Circa Tsuica is the musical offspring of Cheptel Aleïkoum, the members of the Cheptel (or livestock in English) met over 10 years ago, as they were studying at the Centre National des Arts du Cirque (National Centre for Circus Arts, France). Now, when they're not touring the world, they live together as a community in Saint Agil, a small village in the West of France, where they brought back life and a passion for brass bands. Their name alone is enough to give you an idea of what they're aiming for: "Tsuica" is Romanian for "brandy", like the party spirit that inhabits all of their creations. Fusing amazing skills and live music, they create a playground where humor meets jaw-dropping acrobatic tricks. Opus 7 was definitely bursting with these assets. The piece was presented by Crying Out Load, nurturing extraordinary artists working in visual theatre, on behalf of Circus Evolution, aiming to enable venues to bring more contemporary circus to more people.

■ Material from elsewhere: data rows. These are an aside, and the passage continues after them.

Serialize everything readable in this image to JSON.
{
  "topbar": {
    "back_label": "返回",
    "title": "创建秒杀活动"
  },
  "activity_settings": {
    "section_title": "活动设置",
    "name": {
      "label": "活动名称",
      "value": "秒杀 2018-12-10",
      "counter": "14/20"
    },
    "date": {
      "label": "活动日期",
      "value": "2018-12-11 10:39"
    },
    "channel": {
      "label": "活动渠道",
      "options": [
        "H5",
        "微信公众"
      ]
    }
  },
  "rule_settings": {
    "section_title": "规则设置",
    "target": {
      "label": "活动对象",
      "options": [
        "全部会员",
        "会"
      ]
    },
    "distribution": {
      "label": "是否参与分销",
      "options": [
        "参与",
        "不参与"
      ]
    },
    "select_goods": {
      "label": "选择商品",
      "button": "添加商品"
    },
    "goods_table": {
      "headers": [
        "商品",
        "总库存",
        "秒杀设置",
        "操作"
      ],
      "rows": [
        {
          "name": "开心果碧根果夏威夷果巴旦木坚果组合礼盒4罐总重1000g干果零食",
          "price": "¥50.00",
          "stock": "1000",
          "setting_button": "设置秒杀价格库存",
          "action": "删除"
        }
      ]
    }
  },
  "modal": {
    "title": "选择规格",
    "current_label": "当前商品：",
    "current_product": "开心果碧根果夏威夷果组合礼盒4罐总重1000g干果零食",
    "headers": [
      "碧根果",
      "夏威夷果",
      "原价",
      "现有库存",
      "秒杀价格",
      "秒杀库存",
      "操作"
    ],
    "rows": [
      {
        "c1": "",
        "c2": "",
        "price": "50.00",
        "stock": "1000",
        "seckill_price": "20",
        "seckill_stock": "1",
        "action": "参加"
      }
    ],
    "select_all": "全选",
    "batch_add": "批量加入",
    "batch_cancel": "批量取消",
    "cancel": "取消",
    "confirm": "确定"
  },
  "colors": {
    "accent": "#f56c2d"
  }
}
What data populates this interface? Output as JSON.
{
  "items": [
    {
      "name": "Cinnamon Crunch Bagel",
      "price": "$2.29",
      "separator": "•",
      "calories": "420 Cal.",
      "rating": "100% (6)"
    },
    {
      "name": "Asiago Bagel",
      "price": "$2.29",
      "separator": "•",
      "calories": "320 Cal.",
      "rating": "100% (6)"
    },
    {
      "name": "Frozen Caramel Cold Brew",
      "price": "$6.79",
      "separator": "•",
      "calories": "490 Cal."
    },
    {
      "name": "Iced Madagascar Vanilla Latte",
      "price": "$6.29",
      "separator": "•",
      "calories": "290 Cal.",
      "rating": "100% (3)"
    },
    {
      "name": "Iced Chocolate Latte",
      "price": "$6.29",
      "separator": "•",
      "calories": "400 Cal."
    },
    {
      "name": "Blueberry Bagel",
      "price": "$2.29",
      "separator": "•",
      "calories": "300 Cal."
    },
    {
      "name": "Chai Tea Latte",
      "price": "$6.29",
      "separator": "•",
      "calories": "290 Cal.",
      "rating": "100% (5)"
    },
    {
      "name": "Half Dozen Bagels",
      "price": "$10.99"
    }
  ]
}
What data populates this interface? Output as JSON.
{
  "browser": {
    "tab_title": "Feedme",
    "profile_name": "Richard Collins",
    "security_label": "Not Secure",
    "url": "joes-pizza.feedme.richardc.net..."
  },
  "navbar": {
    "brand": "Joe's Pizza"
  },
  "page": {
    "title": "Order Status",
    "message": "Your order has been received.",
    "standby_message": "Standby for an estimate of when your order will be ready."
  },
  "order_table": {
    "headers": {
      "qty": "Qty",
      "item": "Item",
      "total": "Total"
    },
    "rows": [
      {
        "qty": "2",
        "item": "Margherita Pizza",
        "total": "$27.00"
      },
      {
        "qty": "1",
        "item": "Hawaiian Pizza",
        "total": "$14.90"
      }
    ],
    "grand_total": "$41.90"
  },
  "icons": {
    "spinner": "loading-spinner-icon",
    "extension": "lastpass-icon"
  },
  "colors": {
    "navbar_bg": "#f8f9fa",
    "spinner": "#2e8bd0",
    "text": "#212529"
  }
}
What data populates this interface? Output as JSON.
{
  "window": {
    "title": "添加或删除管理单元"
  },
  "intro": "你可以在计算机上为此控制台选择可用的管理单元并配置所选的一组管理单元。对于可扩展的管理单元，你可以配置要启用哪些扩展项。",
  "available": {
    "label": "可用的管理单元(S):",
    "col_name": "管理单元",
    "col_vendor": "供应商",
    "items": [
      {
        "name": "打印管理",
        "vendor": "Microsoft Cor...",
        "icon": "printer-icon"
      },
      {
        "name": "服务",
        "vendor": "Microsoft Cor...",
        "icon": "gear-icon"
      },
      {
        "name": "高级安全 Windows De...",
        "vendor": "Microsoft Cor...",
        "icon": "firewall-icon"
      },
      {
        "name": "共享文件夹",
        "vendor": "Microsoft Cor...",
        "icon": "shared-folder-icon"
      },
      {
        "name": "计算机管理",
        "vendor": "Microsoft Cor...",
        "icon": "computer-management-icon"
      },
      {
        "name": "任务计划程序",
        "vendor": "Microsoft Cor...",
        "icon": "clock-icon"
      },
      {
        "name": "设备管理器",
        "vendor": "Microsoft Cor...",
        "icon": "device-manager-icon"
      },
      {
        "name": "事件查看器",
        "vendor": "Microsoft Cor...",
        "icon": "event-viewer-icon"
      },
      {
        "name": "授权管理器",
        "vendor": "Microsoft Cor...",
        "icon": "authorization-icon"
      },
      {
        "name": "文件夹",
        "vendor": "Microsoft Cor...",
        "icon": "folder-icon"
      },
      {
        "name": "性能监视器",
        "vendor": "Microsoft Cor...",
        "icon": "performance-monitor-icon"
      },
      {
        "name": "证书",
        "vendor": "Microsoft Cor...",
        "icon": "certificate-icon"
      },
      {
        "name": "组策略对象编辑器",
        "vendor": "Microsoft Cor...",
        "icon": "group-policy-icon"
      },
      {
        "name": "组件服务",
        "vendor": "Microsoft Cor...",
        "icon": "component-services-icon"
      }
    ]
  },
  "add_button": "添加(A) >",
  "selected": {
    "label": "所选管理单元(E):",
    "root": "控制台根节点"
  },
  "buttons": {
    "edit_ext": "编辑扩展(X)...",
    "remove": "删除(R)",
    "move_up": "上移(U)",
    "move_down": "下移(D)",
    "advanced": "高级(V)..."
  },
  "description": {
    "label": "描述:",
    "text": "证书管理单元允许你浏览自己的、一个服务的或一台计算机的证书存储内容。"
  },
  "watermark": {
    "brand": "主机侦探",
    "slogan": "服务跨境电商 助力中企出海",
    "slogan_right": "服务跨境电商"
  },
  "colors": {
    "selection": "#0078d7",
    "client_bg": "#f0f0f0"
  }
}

Opus 7 was fantastic. It was beautifully composed both musically and theatrically. At only running at an hour, time flew by and I was engrossed into the physical and musical language of the piece. There was very little running narrative as the storytelling was told though the brass music and circus skills, however, the fact there was little spoken word only heightened my enjoyment and did not hinder it in the slightest as audiences were able to add their own narratives.
There were little motifs that were repeated at points throughout the performance, for example, on performer throwing his hat into the air and it landing on his head with 1 attend, then 2, then 3 accompanied by a drum roll, building suspense and a bell on completion which gave audiences hocks to grip onto at points around the physical sketches. There was a mixture of whole ensemble work, such as the cast playing their instruments whilst balancing on a seesaw, and duet work; my favorite of which was 2 performers playing ukuleles whist doing a number of balances and tumbles off one another.
What made the piece so enthralling was the collaboration between the companies physical skill and musical abilities, each of which are extremely impress separately but combined was spectacular. To conclude a local school band Frumptarn Gugggenband played a piece, followed by an entire unit of all three ensembles playing one final piece of music. It was great to see the local community being apart of an internationally Touring company. Well worth and watch.